Update: On October 26th, 2020, the project received a donation of $250,000 from the Trottier Family Foundation to facilitate Canada’s response to the pandemic. “Our project started with a group of volunteers recruited via Twitter at the start of the pandemic,” said Guillaume Bourque. “With the generous gift from the Trottier Family Foundation, we will be able to continue this important work in a dedicated and sustainable way.”
COVID-19 researchers can find out more about accessing ARC resources and expertise, HERE.
Can you tell us more about the COVID-19 Resources platform, how it can be used, and how it came about?
I was contacted by a colleague asking whether I could help them build an online tool to find and share reagents needed for COVID-19 research projects. Before building it, I decided to ask on Twitter if anybody was already working on something like that and that’s how I ended connecting with others and we decided to work on a portal to find reagents but also volunteers and many other things.

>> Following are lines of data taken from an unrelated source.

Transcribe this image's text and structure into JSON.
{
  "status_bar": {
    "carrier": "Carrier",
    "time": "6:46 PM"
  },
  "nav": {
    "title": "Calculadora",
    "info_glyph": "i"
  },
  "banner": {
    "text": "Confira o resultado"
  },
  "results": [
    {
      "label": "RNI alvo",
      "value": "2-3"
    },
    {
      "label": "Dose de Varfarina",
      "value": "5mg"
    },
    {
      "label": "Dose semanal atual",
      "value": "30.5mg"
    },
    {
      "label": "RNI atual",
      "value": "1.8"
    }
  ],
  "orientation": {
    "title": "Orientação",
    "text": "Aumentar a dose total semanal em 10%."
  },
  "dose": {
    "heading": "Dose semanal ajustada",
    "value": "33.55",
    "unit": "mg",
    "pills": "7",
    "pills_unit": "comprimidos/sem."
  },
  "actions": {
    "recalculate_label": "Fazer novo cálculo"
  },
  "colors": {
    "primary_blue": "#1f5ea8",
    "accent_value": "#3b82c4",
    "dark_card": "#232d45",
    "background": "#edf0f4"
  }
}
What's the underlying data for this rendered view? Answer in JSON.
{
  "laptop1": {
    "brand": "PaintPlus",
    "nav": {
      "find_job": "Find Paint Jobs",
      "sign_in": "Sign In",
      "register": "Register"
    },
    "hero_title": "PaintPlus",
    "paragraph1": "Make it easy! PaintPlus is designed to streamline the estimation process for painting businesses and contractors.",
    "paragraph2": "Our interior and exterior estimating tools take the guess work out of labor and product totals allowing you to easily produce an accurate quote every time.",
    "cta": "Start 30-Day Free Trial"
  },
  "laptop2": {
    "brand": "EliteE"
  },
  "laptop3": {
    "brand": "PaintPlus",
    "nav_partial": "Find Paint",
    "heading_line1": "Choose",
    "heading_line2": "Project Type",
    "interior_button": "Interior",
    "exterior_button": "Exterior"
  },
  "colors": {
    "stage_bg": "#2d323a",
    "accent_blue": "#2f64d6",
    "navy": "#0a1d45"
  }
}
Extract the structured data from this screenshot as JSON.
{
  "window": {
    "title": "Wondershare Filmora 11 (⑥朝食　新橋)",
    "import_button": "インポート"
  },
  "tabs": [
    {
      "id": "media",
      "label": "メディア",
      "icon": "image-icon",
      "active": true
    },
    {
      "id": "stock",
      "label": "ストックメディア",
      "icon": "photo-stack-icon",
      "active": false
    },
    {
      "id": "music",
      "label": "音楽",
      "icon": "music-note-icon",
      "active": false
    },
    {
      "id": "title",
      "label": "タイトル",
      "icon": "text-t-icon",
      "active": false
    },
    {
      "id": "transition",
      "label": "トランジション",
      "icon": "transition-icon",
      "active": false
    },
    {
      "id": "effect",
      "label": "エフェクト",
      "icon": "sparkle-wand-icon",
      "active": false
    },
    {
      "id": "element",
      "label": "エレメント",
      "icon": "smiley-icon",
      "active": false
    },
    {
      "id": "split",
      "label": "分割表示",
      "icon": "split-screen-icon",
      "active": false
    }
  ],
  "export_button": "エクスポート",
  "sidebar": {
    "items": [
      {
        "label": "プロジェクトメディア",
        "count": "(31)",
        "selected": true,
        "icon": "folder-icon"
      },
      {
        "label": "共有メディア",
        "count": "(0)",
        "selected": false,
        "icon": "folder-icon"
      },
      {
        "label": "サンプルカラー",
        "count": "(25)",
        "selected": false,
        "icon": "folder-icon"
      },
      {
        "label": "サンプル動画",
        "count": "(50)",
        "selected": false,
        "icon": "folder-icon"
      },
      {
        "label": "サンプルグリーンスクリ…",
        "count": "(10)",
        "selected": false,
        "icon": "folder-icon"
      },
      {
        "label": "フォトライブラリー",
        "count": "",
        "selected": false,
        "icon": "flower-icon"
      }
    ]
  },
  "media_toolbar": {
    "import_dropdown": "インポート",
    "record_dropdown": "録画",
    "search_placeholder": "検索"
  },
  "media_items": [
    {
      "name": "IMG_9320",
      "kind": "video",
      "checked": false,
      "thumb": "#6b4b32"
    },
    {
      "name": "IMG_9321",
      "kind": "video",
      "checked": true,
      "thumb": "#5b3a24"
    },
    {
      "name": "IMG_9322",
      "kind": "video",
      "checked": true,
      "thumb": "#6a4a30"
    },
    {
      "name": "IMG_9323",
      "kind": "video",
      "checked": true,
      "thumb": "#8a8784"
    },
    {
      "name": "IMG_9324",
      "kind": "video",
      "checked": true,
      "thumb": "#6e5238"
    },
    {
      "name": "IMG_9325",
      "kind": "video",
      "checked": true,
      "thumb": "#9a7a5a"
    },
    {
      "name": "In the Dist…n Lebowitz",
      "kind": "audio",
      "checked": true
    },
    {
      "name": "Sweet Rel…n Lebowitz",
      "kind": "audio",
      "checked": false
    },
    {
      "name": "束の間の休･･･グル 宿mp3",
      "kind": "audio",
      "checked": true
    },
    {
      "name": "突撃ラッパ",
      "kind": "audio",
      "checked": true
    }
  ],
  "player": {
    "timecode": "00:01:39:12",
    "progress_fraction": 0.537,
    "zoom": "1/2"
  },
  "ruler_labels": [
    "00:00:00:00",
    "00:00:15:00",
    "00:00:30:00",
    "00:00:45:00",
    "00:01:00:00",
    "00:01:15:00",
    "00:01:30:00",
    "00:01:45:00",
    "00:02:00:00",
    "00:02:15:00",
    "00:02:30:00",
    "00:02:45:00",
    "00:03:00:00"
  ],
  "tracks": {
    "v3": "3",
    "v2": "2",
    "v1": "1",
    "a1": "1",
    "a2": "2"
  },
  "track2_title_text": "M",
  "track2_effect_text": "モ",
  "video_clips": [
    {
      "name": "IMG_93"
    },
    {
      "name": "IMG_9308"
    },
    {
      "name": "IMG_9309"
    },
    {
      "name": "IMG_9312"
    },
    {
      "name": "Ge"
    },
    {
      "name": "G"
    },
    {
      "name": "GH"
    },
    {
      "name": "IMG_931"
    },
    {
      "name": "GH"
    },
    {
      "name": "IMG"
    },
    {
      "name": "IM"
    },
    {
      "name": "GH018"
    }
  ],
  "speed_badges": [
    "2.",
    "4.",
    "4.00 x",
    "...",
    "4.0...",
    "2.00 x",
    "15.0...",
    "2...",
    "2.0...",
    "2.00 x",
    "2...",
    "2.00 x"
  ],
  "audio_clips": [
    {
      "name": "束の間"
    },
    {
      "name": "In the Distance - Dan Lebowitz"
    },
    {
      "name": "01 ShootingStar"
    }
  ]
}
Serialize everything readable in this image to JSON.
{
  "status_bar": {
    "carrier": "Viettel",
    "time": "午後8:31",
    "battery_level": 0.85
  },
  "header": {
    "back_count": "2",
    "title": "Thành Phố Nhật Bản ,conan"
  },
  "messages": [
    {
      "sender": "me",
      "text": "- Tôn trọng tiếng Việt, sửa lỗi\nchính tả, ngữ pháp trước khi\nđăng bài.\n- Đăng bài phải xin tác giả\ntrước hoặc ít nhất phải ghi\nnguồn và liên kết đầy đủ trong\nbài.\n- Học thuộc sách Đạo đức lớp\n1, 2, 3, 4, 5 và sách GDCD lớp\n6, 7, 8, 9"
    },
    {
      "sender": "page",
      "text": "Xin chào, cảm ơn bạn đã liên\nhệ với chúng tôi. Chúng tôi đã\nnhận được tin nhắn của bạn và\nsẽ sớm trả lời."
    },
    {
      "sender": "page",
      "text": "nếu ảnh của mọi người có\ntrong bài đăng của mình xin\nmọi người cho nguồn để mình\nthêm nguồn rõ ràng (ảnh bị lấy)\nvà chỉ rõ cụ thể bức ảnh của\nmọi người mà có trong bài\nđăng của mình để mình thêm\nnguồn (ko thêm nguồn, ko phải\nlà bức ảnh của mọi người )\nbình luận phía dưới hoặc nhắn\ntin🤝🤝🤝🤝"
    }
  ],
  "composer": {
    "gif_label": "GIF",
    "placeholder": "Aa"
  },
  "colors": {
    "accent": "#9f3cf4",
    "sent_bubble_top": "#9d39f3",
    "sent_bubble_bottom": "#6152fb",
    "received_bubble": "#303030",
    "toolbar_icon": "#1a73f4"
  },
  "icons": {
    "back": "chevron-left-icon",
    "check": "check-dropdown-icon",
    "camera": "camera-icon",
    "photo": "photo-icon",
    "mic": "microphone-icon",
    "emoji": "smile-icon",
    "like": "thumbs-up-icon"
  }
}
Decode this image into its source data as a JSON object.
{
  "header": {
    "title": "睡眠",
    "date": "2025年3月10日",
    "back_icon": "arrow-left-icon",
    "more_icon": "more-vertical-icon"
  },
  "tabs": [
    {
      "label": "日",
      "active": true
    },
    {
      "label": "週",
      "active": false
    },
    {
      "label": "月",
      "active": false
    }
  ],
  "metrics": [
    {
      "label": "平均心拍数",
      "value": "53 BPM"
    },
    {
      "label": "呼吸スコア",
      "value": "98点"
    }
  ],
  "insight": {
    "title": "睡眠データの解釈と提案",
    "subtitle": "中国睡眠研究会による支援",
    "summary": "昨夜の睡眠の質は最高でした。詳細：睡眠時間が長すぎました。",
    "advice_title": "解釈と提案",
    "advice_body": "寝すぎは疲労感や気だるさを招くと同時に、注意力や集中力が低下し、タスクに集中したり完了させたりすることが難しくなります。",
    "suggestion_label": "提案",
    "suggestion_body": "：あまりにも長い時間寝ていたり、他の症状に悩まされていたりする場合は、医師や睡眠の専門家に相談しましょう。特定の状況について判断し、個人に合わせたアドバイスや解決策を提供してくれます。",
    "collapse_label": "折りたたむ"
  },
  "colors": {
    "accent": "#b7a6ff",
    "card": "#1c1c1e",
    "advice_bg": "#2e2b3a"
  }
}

How can people support the platform and collaborate to help combat this pandemic?
The platform is built on a crowdsourcing model. Now that it is in place, we need people to use it and add information themselves so that it becomes a really comprehensive resource.
This platform is a result of a collaboration between many Canadian researchers. Can you please tell us more about how everyone is working together on the initiatives listed on the website?
It really started on Twitter and a group of us, more than 20, then started to meet virtually using tools like Zoom and Slack. We decided on the content and structure of the platform and now we are getting submissions via online forms that we vet and then include on the website.
Are any of your users accessing advanced research computing (ARC) resources?
For some of the COVID-19 research projects, yes. For instance, I’m working in genomics, and we have projects that are just starting up where we will sequence both people infected and also the virus itself. Those projects will require significant compute resources for analysis. The reagent database that will soon be included on our COVID-19 Resources platform will also be hosted on a Virtual Machine at Calcul Quebec.
What is it that you need help with to make it a comprehensive resource database on COVID-19 related efforts in Canada?
We’re hoping that the community will join us and help us grow this network so that we can avoid duplicating efforts and centralize some of these resources.